The Gut-Lung Axis in Health and Respiratory Diseases: A Place for Inter-Organ and Inter-Kingdom Crosstalks

Abstract

The gut and lungs are anatomically distinct, but potential anatomic communications and complex pathways involving their respective microbiota have reinforced the existence of a gut-lung axis (GLA). Compared to the better-studied gut microbiota, the lung microbiota, only considered in recent years, represents a more discreet part of the whole microbiota associated to human hosts. While the vast majority of studies focused on the bacterial component of the microbiota in healthy and pathological conditions, recent works have highlighted the contribution of fungal and viral kingdoms at both digestive and respiratory levels. Moreover, growing evidence indicates the key role of inter-kingdom crosstalks in maintaining host homeostasis and in disease evolution. In fact, the recently emerged GLA concept involves host-microbe as well as microbe-microbe interactions, based both on localized and long-reaching effects. GLA can shape immune responses and interfere with the course of respiratory diseases. In this review, we aim to analyze how the lung and gut microbiota influence each other and may impact on respiratory diseases. Due to the limited knowledge on the human virobiota, we focused on gut and lung bacteriobiota and mycobiota, with a specific attention on inter-kingdom microbial crosstalks which are able to shape local or long-reached host responses within the GLA.
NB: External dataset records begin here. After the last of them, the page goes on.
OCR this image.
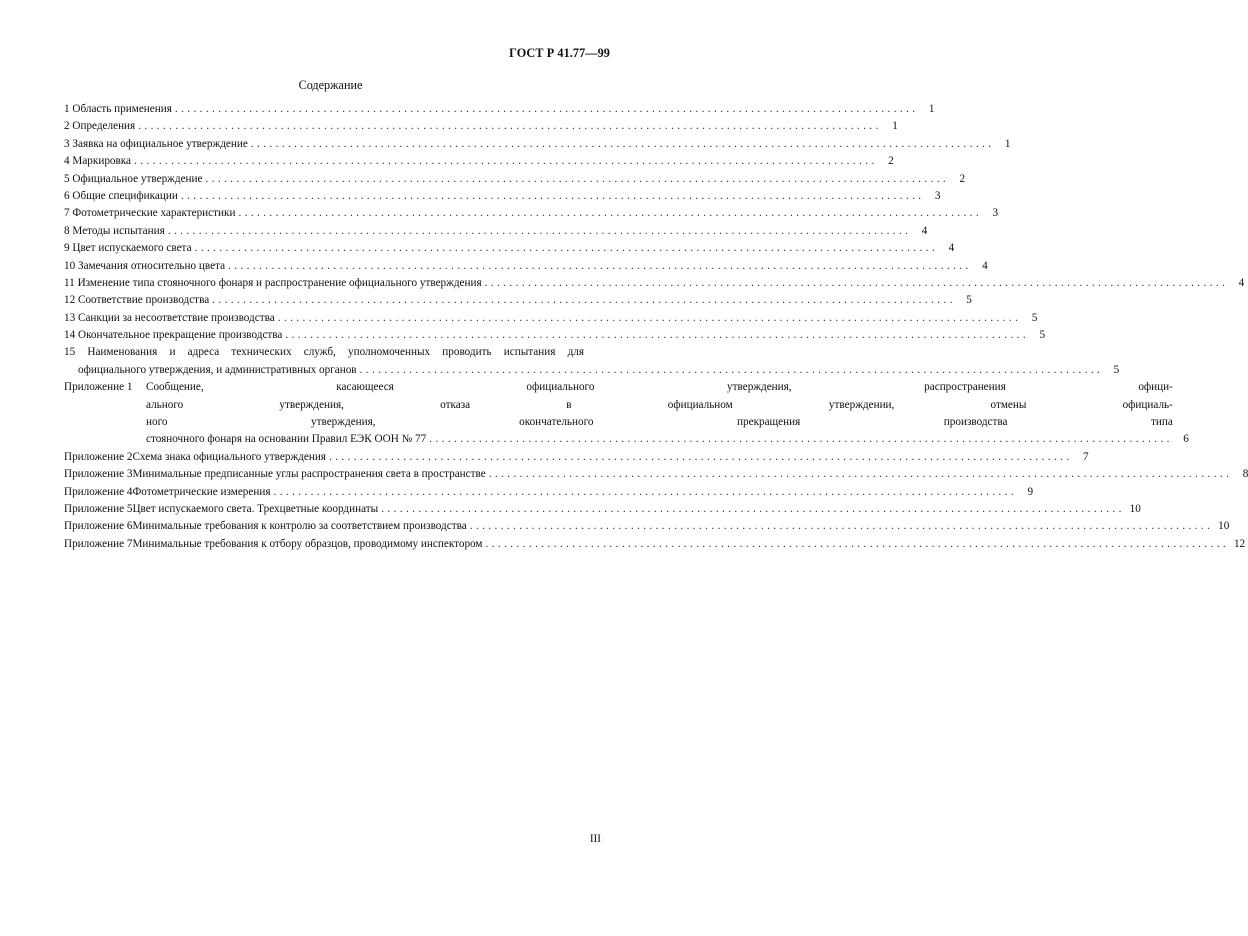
ГОСТ Р 41.77—99
Содержание
1 Область применения ........................................................................................................................ 1
2 Определения ........................................................................................................................ 1
3 Заявка на официальное утверждение ........................................................................................................................ 1
4 Маркировка ........................................................................................................................ 2
5 Официальное утверждение ........................................................................................................................ 2
6 Общие спецификации ........................................................................................................................ 3
7 Фотометрические характеристики ........................................................................................................................ 3
8 Методы испытания ........................................................................................................................ 4
9 Цвет испускаемого света ........................................................................................................................ 4
10 Замечания относительно цвета ........................................................................................................................ 4
11 Изменение типа стояночного фонаря и распространение официального утверждения ........................................................................................................................ 4
12 Соответствие производства ........................................................................................................................ 5
13 Санкции за несоответствие производства ........................................................................................................................ 5
14 Окончательное прекращение производства ........................................................................................................................ 5
15 Наименования и адреса технических служб, уполномоченных проводить испытания для
официального утверждения, и административных органов ........................................................................................................................ 5
Приложение 1	Сообщение, касающееся официального утверждения, распространения офици-
ального утверждения, отказа в официальном утверждении, отмены официаль-
ного утверждения, окончательного прекращения производства типа
стояночного фонаря на основании Правил ЕЭК ООН № 77 ........................................................................................................................ 6
Приложение 2 Схема знака официального утверждения ........................................................................................................................ 7
Приложение 3 Минимальные предписанные углы распространения света в пространстве ........................................................................................................................ 8
Приложение 4 Фотометрические измерения ........................................................................................................................ 9
Приложение 5 Цвет испускаемого света. Трехцветные координаты ........................................................................................................................ 10
Приложение 6 Минимальные требования к контролю за соответствием производства ........................................................................................................................ 10
Приложение 7 Минимальные требования к отбору образцов, проводимому инспектором ........................................................................................................................ 12
III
Keywords: Dysbiosis; Gut-Lung Axis; Microbiome; Mycobiota; Respiratory disease.

Figure 1

Inter-kingdom and inter-compartment crosstalks within the gut–lung axis. Bacteriobiota, mycobiota, and virobiota are closely interacting within each organ by either direct or indirect mechanisms shaping each other. Gut microbiota influences both the gut immune system and the lung immune system via local or long-reaching interactions, which involve either CD8+ T cell, Th17, IL-25, IL-13, prostaglandin E2, and/or NF-κB–dependent pathways. The lung microbiota impacts the mucosal immunity and contributes to immune tolerance, through neutrophil recruitment, production of pro-inflammatory cytokines mediated by receptor 2 (TLR2), and the release of antimicrobial peptides, such as β-defensin 2 stimulated by T helper 17 (Th17) cells. On the other hand, the lung microbiota also influences the gut immune system, but precise mechanisms remain to be deciphered, even if an intestinal microbial disruption has been associated with Th17 cell mediation after influenza virus lung infection. Several factors are well-known to influence the composition of the intestinal and/or lung microbiota, such as diet, drugs, and probiotics. *Of note, the virobiota is not covered in this review.